Adjunct by Travis Turner

“When can you start?”

“As soon as I’m needed.”

“Classes begin in two weeks. Faculty orientation sessions this week. I can print you out a copy of the schedule.”

There are many things you’re left to discover on your own when signing on as an adjunct instructor. You need a parking pass that costs $350 to park anywhere within a mile of campus. You don’t get a full paycheck for two months. You share an office with eight other people. You don’t get a code for the printer. You encounter full-time instructors and professors who look right past you once they realize you’re a part-timer. You don’t understand the social dynamics. You teach whatever courses you’re offered. You don’t have health insurance. You ask yourself if it’s all worth it at the end of each day. You don’t feel very human. 

Your first semester schedule is a patchwork quilt. 8:00 A.M. Freshman Comp 101, 1:00 P.M. Introduction to Argument 102, 3:00 P.M. Freshman Comp 101, 4:00 P.M. American Literature II, and 6:00 P.M. Freshman Comp. Three preps over the course of a ten-hour day, three times a week. A long day, but it beats the 12 to 16-hour shifts at the paper mill you worked back home right after high school. 

The mill was really the only way to make a decent living back home if you didn’t have a safety net. Your grandfather worked there, as did your father and your uncle. It was stable with good pay and benefits, but it was tough work. You saw it break the bodies of the people you love. You didn’t see it robbing them of time and memories with their loved ones. You did enjoy the camaraderie with your coworkers. You didn’t enjoy the smell. Anything within a five-mile radius was saturated with the acrid smell of industry. The old-timers always joked that it “smelled like money.” Most of them died before they ever got the chance to enjoy what they’d saved.

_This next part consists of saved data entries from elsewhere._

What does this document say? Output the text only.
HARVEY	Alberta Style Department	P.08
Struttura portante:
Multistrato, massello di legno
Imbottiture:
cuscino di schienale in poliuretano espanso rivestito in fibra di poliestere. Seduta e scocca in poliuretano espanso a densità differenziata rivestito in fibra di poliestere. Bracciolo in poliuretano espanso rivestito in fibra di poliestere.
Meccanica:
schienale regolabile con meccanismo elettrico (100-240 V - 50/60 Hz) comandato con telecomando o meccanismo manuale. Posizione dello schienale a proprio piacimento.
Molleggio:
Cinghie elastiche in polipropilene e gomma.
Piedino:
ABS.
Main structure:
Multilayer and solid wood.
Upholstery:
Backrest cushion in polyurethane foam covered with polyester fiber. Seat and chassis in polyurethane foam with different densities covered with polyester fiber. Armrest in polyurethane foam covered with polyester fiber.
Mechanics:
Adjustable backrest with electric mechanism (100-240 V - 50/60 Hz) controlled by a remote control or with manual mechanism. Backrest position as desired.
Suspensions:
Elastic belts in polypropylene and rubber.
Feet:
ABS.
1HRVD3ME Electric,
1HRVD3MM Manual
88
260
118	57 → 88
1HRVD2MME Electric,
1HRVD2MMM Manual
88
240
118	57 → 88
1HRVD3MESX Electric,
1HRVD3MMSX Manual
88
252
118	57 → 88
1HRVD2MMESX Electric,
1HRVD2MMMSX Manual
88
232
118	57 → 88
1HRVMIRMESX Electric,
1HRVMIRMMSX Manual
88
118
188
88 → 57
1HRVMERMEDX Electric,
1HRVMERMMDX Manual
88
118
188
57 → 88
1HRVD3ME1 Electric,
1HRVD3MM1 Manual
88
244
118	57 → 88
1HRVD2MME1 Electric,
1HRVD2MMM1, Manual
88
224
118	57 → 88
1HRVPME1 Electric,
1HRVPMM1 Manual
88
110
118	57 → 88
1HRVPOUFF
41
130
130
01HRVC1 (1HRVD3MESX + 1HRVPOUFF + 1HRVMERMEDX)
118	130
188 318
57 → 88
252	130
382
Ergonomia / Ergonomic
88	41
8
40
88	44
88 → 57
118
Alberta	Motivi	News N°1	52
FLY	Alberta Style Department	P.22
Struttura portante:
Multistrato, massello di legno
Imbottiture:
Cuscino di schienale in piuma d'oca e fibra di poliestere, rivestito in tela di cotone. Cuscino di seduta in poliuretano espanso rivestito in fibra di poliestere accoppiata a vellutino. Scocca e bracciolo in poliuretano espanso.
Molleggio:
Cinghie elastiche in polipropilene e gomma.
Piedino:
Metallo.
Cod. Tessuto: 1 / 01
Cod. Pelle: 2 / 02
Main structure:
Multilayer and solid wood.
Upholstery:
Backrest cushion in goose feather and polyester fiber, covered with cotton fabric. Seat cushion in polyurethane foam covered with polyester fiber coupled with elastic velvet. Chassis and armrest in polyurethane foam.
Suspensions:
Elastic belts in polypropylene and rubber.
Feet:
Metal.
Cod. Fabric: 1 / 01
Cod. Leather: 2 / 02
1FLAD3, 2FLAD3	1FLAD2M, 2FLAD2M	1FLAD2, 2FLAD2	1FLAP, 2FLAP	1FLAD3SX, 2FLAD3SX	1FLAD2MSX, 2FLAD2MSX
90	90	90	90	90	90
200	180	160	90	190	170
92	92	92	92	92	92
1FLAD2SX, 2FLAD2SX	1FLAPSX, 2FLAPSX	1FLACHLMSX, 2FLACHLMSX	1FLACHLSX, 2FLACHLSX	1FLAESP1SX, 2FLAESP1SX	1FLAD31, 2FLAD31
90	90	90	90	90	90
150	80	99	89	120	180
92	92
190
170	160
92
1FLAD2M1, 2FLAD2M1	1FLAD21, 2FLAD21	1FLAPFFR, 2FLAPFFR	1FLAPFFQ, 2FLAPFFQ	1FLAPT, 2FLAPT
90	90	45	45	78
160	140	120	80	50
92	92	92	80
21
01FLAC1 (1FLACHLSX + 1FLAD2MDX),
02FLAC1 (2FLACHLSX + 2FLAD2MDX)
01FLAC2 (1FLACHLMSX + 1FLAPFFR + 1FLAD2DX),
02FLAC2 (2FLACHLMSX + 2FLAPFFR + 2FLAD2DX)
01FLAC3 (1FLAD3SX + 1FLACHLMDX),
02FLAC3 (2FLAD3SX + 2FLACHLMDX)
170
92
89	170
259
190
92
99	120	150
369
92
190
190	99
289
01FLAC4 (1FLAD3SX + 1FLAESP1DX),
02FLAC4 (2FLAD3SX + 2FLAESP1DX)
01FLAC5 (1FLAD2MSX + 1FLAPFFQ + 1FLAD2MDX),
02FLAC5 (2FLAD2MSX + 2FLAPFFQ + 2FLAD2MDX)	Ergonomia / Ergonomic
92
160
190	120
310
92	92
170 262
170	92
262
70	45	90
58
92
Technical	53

That first fall semester starts in the middle of August, in the unforgiving heat of an Alabama summer. Once the students flock back for school, the town is past capacity, with tens of thousands of people simmering in a stew of humidity. Your classes are scattered from one side of campus to the other. Ten thousand steps by noon. You wonder why you wore a dress shirt and tie. In the bathroom, you can’t wring out the sweat from your shirt. You feel the need to catch your breath before walking into a classroom filled with undergrads. You don’t have much time.

After the semester ends, there are a few weeks to compose yourself before spring courses begin. You think you’ll get ahead by planning out your syllabi in advance. You don’t realize that your course offerings are only tentative. Two days before the semester begins, two of those four courses you’d prepped for are handed over to full-time instructors. Now, you’re stuck with half a paycheck until summer. You look for other work. You aren’t sure how to make ends meet. Maybe you can pick up a course or two at the community college across town, if you’re lucky. 

When the spring ends, so does the pay. For three months, there is a window of time that is yours, and yours alone. Maybe it means serving at a coffee shop. Maybe you find an opportunity as a delivery driver. Maybe you work with a landscaping company. Maybe. 

The truck wash a few miles up the interstate is always hiring. $15 an hour sounds like a dream compared to minimum wage. Once hired, you spend your days in a bay that mists heated water on 18-wheelers, running a pressure washer all over the big trucks. 115 degrees and soaking wet in the shade. You get cramps in your hands from operating the spray gun all day. You don’t enjoy the smell of the rotten meat and animal feces you wash out of the trailers. You puke at least once a day, either from the smell or heat sickness. You don’t forget why you’re here. Your feet are wet all day. 

Taking this teaching job meant moving hours away from your family. The big city is a far cry from the small town of eight hundred you call home. No red lights. The closest store sits 15 minutes away in either direction. At night, in that small town, it’s just you and the darkness. And the crickets. And frogs. There is no dark silence of peace in the city. The light and sirens are ever-present. People look at you differently when you tell them you’re from the mud puddle. You meet people who think less of you. You don’t allow them to get too close to the truth. You feel sorry for them. You don’t feel sorry for yourself. 

After a year or two, the routine is in place. A full plate of classes in the fall, scant offerings in the spring, and a free-for-all in the summer. Rinse and repeat. After a dozen years, you get tired of applying for full-time positions, but you don’t quit. After a global pandemic and a shortage of people willing to do the job, you eventually get your shot at a full-time instructor gig. It will feel good to finally have some breathing room. It won’t matter how you got it. It will be nice to sit down and write about it one summer day. It won’t make much sense to anyone other than yourself. 


Travis Turner is native of Alabama’s Black Belt. He teaches writing at the University of Alabama. Cats, books & gardens take up the rest of his free time.